Ketentuan lebih lanjut mengenai Pemberlekuan Standar nasional Indonesia diatur dengan Keputusan pimpinan instansi teknis yang berwenang.







BAB VII
PEMBINAAN DAN PENGAWASAN


Pasal 22


(1) Pimpinan instansi teknis dan atau Pemerintah daerah melakukan pembinaan terhadap pelaku usaha dan masyarakat dalam menerapkan standar.
(2) Pembinaan sebagaimana dimaksud dalam ayat (1) meliputi konsultasi, pendidikan, latihan, dan pemasyarakatan standardisasi.


Pasal 23


(1) Pengawasan terhadap pelaku usaha, barag danatau jasa yang telah memperoleh sertifikat dan atau dibubuhi tanda SNI yang diberlakukan secara wajib, dilakukan oleh Pimpinan instansi teknos sesuai kewenangannya dan atau Pemerintah Daerah.
(2) Pengawasan terhadap unjuk kerja pelaku uasha yang telah memperoleh sertifikat produk dan atau tanda SNI dilakukan oleh Lembaga Sertifikasi produk yang menerbitkan sertifikat dimaksud.
(3) Masyarakat dan Lembaga perlindungan konsumen swadaya masyarakat melakukan pengawasan terhadap barang yang beredar dipasaran.


BAB VIII
SANKSI


Pasal 24


(1) Pelaku usaha yang melaukan pelanggaran sebagaimana dimaksud dalam pasal 18 ayat (1) dan (2) dapat dikenakan sanski administrative dan atau sanksi pidana.
(2) Sanksi administrative sebagaimana dimaksud dalam ayat (1) berupa pencabutan sertifikat produk dan atau pencabutan hak penggunaan tanda SNI, pencabutan izin usaha, dan atau penarikan barang dari peredaran.
(3) Sanksi pencabutan sertifikat produk dan atau hak penggunaan tanda SNI dilakukan oleh lembaga sertifikasi produk.
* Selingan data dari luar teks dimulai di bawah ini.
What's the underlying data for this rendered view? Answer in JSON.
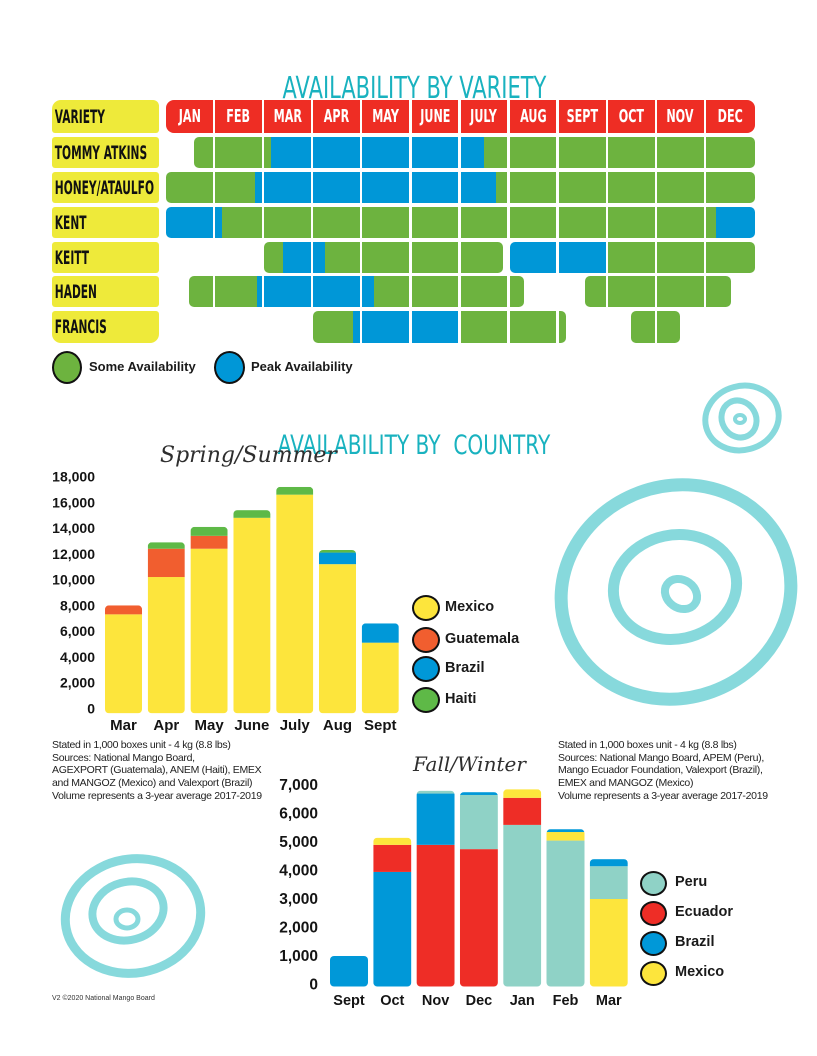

(4) Sanksi pencabutan izin usaha dan atau penarikan barang dari peredaran ditetapkan oleh instansi teknis yang berwenang dan atau Pemerintah Daerah.
(5) sanksi pidana sebagaimana dimaksud dalam ayat (1) berupa sanksi pidana sesuai peraturan perundang-undangan yang berlaku.


BAB IX
KETENTUAN PERALIHAN


Pasal 25


(1) Pada saat ditetapkannya Peraturan Pemerintah ini, semua ketentuan pelaksanaan yang berhubungan dengan standardisasi yang telah ditetapkan oleh Pimpinan instansi teknis dan atau Dewan Standardiasai Nasional dan atau Kepala Badan Standardiasai Nasional, dinyatakan tetrap berlaku sepanjang tidak bertentangan atau belum diganti dengan yang baru berdasarkan Peraturan pemerintah ini.
(2) Khusus untuk ketentuan pelaksanaan yang berhubungan dengan penuandaan SNI yang telah ditetapkan oleh Mneteri Perindustrian dan Perdagangan wajib disesuaikan paling lambat 2 (dua) tahun sejak ditetapkannya Peraturan Pemerintah ini.


BAB X
KETENTUAN PENUTUP


Pasal 26


Dengan berlakunya Peraturan ini, Peraturan Pemerintah Nomor 15 Tahun 1991 tentang Standar Nasional Indonesia dan Keputusan Presiden Nomor 12 Tahun 1991 tentang Penyusunan Penerapan dan Pengawasan Standar Nasional Indonesia dinyatakan tidak berlaku.








Pasal 27


Peraturan pemerintah ini mulai berlaku pada tanggal diundangkan.
Agar setiap orang mengetahuinya, memerintahkan pengundangan Peraturan Pemerintah ini dengan penempatanya dalam Lembaran Negara Republik Indonesia.


Ditetapkan di Jakarta
Pada tanggal 10 November 2000

PRESIDEN REPUBLIK INDONESIA,

ttd.

ABDURRAHMAN WAHID

Diundangkan di Jakarta
Pada tanggal 10 November 2000
SEKRETARIAT NEGARA REPUBLIK INDONESIA,
ttd.
DJOHAN EFFENDI

LEMBARAN NEGARA REPUBLIK INDONESIA TAHUN 2000 NOMOR 199.